Il Presidente Conte rivolgendosi a Landini gli ha detto senza tentennamenti che anche l’impresa deve avere i suoi diritti e per questo ha proposto l’introduzione dello Statuto dell’impresa. In questo clima di collaborazione è intervenuto Salvini che ha proposto un taglio delle aliquote Iva che, secondo le stime a sua disposizione, porterebbe nelle tasche degli italiani 20 miliardi realizzando “una spinta ai consumi notevole,…. da nord a sud”. La proposta è valida, ma per il dopo lockdown allorquando potremo riprenderci la vita e spingere i consumi azzerati dalle misure di restrizione delle attività economiche. In questo contesto le dichiarazioni di Conte sono un ponte verso il mondo delle imprese e sono in linea con le dichiarazioni della Bce che si è affrettata ad assicurare che garantirà i prestiti all’economia sottolineando come la costruzione della ripartenza sia fondamentale. Non bisogna dimenticare, infatti, che la clausola di salvaguardia del Patto di stabilità resterà in vigore per tutto il 2021, ma non significa che da gennaio 2022 sarà interrotta.



Bisogna puntare, quindi, su interventi capaci di incidere sull’economia reale che non siano solo sussidi. Vi sono alcune chiavi su cui agire. Una di queste è il tema dei prestiti garantiti per i quali la proroga è a rischio. Il mondo bancario e imprenditoriale preme affinché le garanzie pubbliche siano prorogate oltre il 31 dicembre. Il dibattito è concentrato sul confronto tra ristori e garanzie. Si sta innescando una contraddittoria concorrenza tra misure a fondo perduto e misure per il sostegno della liquidità. Non bisogna dimenticare però che il fondo perduto presto o tardi si esaurisce, mentre è fondamentale che l’accesso al credito sia mantenuto aperto per scongiurare il credit crunch. D’altronde ci siamo già passati. Non va dimenticato, infatti, come anche l’intervento nel Mezzogiorno sia passato dal fondo perduto al prestito agevolato. La restituzione dei soldi pubblici è un elemento di moralizzazione del sistema e di incentivo a far bene favorendo la creazione di un meccanismo che possa perpetuarsi.

Pianificare la ripartenza è fondamentale.
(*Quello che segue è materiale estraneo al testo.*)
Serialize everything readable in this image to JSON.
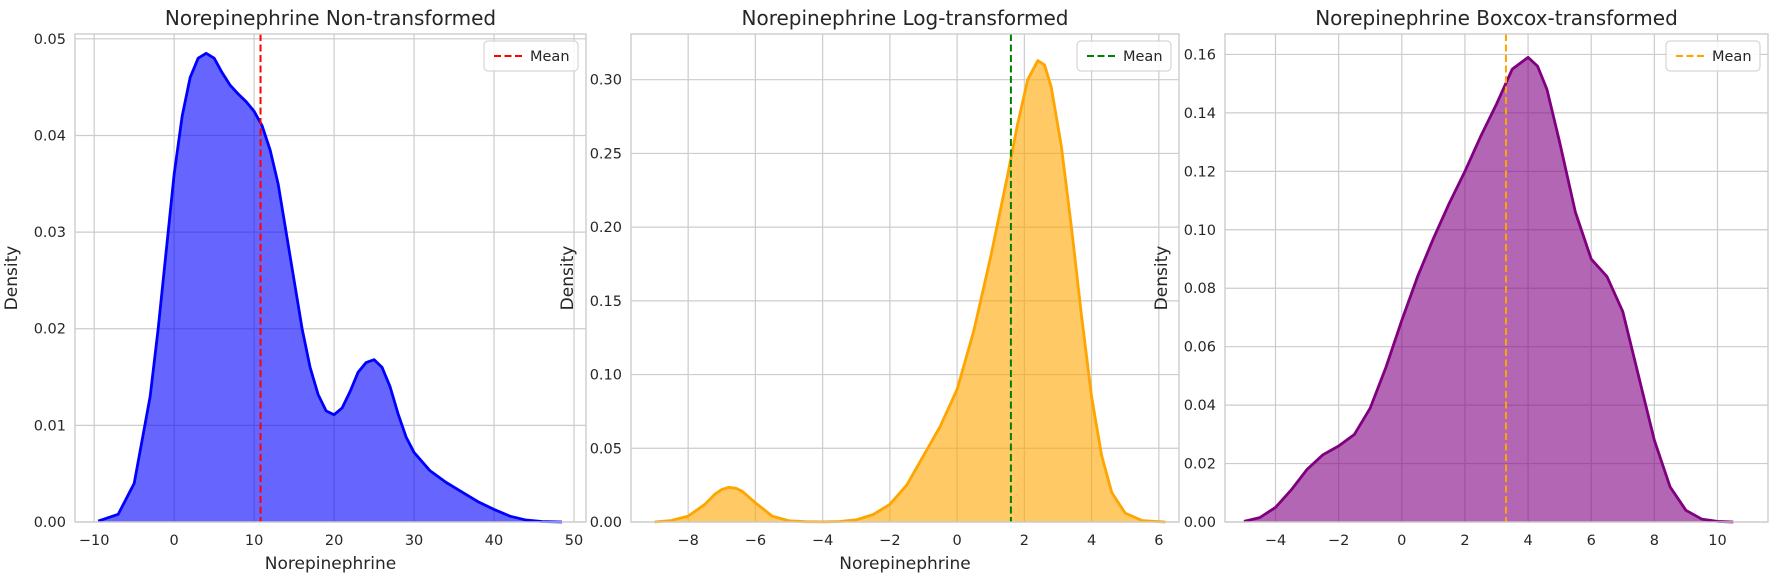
{
  "figure": {
    "background": "#ffffff",
    "grid_color": "#cccccc",
    "spine_color": "#cccccc",
    "text_color": "#262626"
  },
  "chart_data": [
    {
      "type": "area",
      "title": "Norepinephrine Non-transformed",
      "xlabel": "Norepinephrine",
      "ylabel": "Density",
      "xlim": [
        -12.4,
        51.5
      ],
      "ylim": [
        0,
        0.0505
      ],
      "xticks": [
        -10,
        0,
        10,
        20,
        30,
        40,
        50
      ],
      "yticks": [
        0.0,
        0.01,
        0.02,
        0.03,
        0.04,
        0.05
      ],
      "xtick_labels": [
        "−10",
        "0",
        "10",
        "20",
        "30",
        "40",
        "50"
      ],
      "ytick_labels": [
        "0.00",
        "0.01",
        "0.02",
        "0.03",
        "0.04",
        "0.05"
      ],
      "grid": true,
      "line_color": "#0000ff",
      "fill_color": "#0000ff",
      "fill_opacity": 0.6,
      "series": [
        {
          "x": [
            -9.5,
            -7,
            -5,
            -3,
            -2,
            -1,
            0,
            1,
            2,
            3,
            4,
            5,
            6,
            7,
            8,
            9,
            10,
            11,
            12,
            13,
            14,
            15,
            16,
            17,
            18,
            19,
            20,
            21,
            22,
            23,
            24,
            25,
            26,
            27,
            28,
            29,
            30,
            32,
            34,
            36,
            38,
            40,
            42,
            44,
            46,
            48.5
          ],
          "y": [
            0.0001,
            0.0008,
            0.004,
            0.013,
            0.02,
            0.028,
            0.036,
            0.042,
            0.046,
            0.048,
            0.0485,
            0.048,
            0.0465,
            0.0452,
            0.0443,
            0.0435,
            0.0425,
            0.041,
            0.0385,
            0.035,
            0.03,
            0.025,
            0.02,
            0.016,
            0.0132,
            0.0115,
            0.0111,
            0.0118,
            0.0135,
            0.0155,
            0.0165,
            0.0168,
            0.016,
            0.014,
            0.0112,
            0.0088,
            0.0072,
            0.0053,
            0.0041,
            0.0031,
            0.0021,
            0.0013,
            0.0006,
            0.0002,
            5e-05,
            0.0
          ]
        }
      ],
      "mean": {
        "value": 10.8,
        "color": "#ff0000",
        "label": "Mean"
      }
    },
    {
      "type": "area",
      "title": "Norepinephrine Log-transformed",
      "xlabel": "Norepinephrine",
      "ylabel": "Density",
      "xlim": [
        -9.7,
        6.6
      ],
      "ylim": [
        0,
        0.331
      ],
      "xticks": [
        -8,
        -6,
        -4,
        -2,
        0,
        2,
        4,
        6
      ],
      "yticks": [
        0.0,
        0.05,
        0.1,
        0.15,
        0.2,
        0.25,
        0.3
      ],
      "xtick_labels": [
        "−8",
        "−6",
        "−4",
        "−2",
        "0",
        "2",
        "4",
        "6"
      ],
      "ytick_labels": [
        "0.00",
        "0.05",
        "0.10",
        "0.15",
        "0.20",
        "0.25",
        "0.30"
      ],
      "grid": true,
      "line_color": "#ffa500",
      "fill_color": "#ffa500",
      "fill_opacity": 0.6,
      "series": [
        {
          "x": [
            -9,
            -8.5,
            -8,
            -7.5,
            -7.2,
            -7,
            -6.8,
            -6.6,
            -6.4,
            -6,
            -5.5,
            -5,
            -4.5,
            -4,
            -3.5,
            -3,
            -2.5,
            -2,
            -1.5,
            -1,
            -0.5,
            0,
            0.5,
            1,
            1.5,
            1.8,
            2.1,
            2.4,
            2.6,
            2.8,
            3.1,
            3.4,
            3.7,
            4,
            4.3,
            4.6,
            5,
            5.5,
            6.2
          ],
          "y": [
            0.0,
            0.001,
            0.004,
            0.012,
            0.019,
            0.022,
            0.0235,
            0.023,
            0.021,
            0.013,
            0.004,
            0.0008,
            0.0002,
            0.0001,
            0.0003,
            0.0015,
            0.005,
            0.012,
            0.025,
            0.045,
            0.065,
            0.09,
            0.13,
            0.18,
            0.235,
            0.27,
            0.3,
            0.313,
            0.31,
            0.295,
            0.255,
            0.2,
            0.14,
            0.085,
            0.045,
            0.02,
            0.006,
            0.001,
            0.0
          ]
        }
      ],
      "mean": {
        "value": 1.6,
        "color": "#008000",
        "label": "Mean"
      }
    },
    {
      "type": "area",
      "title": "Norepinephrine Boxcox-transformed",
      "xlabel": "",
      "ylabel": "Density",
      "xlim": [
        -5.6,
        11.6
      ],
      "ylim": [
        0,
        0.167
      ],
      "xticks": [
        -4,
        -2,
        0,
        2,
        4,
        6,
        8,
        10
      ],
      "yticks": [
        0.0,
        0.02,
        0.04,
        0.06,
        0.08,
        0.1,
        0.12,
        0.14,
        0.16
      ],
      "xtick_labels": [
        "−4",
        "−2",
        "0",
        "2",
        "4",
        "6",
        "8",
        "10"
      ],
      "ytick_labels": [
        "0.00",
        "0.02",
        "0.04",
        "0.06",
        "0.08",
        "0.10",
        "0.12",
        "0.14",
        "0.16"
      ],
      "grid": true,
      "line_color": "#800080",
      "fill_color": "#800080",
      "fill_opacity": 0.6,
      "series": [
        {
          "x": [
            -5,
            -4.5,
            -4,
            -3.5,
            -3,
            -2.5,
            -2,
            -1.5,
            -1,
            -0.5,
            0,
            0.5,
            1,
            1.5,
            2,
            2.5,
            3,
            3.5,
            4,
            4.3,
            4.6,
            5,
            5.5,
            6,
            6.5,
            7,
            7.5,
            8,
            8.5,
            9,
            9.5,
            10,
            10.5
          ],
          "y": [
            0.0002,
            0.0015,
            0.005,
            0.011,
            0.018,
            0.023,
            0.026,
            0.03,
            0.039,
            0.053,
            0.069,
            0.084,
            0.097,
            0.109,
            0.12,
            0.132,
            0.143,
            0.155,
            0.159,
            0.156,
            0.148,
            0.13,
            0.106,
            0.09,
            0.084,
            0.072,
            0.05,
            0.028,
            0.012,
            0.004,
            0.001,
            0.0002,
            0.0
          ]
        }
      ],
      "mean": {
        "value": 3.3,
        "color": "#ffa500",
        "label": "Mean"
      }
    }
  ]
}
L’incremento della liquidità sui conti corrente è favorito dalle misure governative di sostegno al credito e consente alle aziende di accumulare risorse utili a fronteggiare le esigenze di liquidità che si manifesteranno nei prossimi mesi: pagamento degli stipendi ai dipendenti e dei fornitori.

Una seconda chiave passa per il rafforzamento dei presidi utili a far fronte alle perdite patrimoniali che inevitabilmente si registreranno in occasione della prossima tornata di approvazione dei bilanci. Le misure messe in campo sono la possibilità di rivalutare i beni e la facoltà di sospendere gli ammortamenti da imputare a conto economico pur mantenendo gli effetti fiscali degli stessi. Un tema che va ripreso e migliorato è il bonus ricapitalizzazioni. Così com’è strutturato non sembra si sia imparata la lezione che viene dai bonus biciclette e sanificazione. L’eccesso di domande rispetto alle risposte disponibili.

Questa premessa diventa particolarmente rilevante perché si avvicina il momento di attribuire il più importante dei crediti di imposta varati nel 2020, e cioè quello per soci e società che si ricapitalizzano. La norma istitutiva (Dl 34/20, articolo 26) non prevede nessun criterio per attribuire le risorse stanziate (2 miliardi); il decreto attuativo del 10 agosto ha invece precisato che le domande saranno prese in considerazione fino a esaurimento dei fondi in ordine cronologico di presentazione. Il che equivale a dire che si è scelta l’ipotesi del click day. Accadrà, quindi, che si completeranno molti aumenti di capitale entro il 31 dicembre, dopo di che si partirà – tutti alla pari – per la presentazione delle richieste. Il risultato è che ci saranno aumenti di capitale di milioni di euro che non daranno diritto a un centesimo di credito di imposta. Ci chiediamo se non sia possibile un ripensamento di questo strumento che ha il pregio di perseguire il rafforzamento patrimoniale delle imprese che serve per competere e superare la crisi.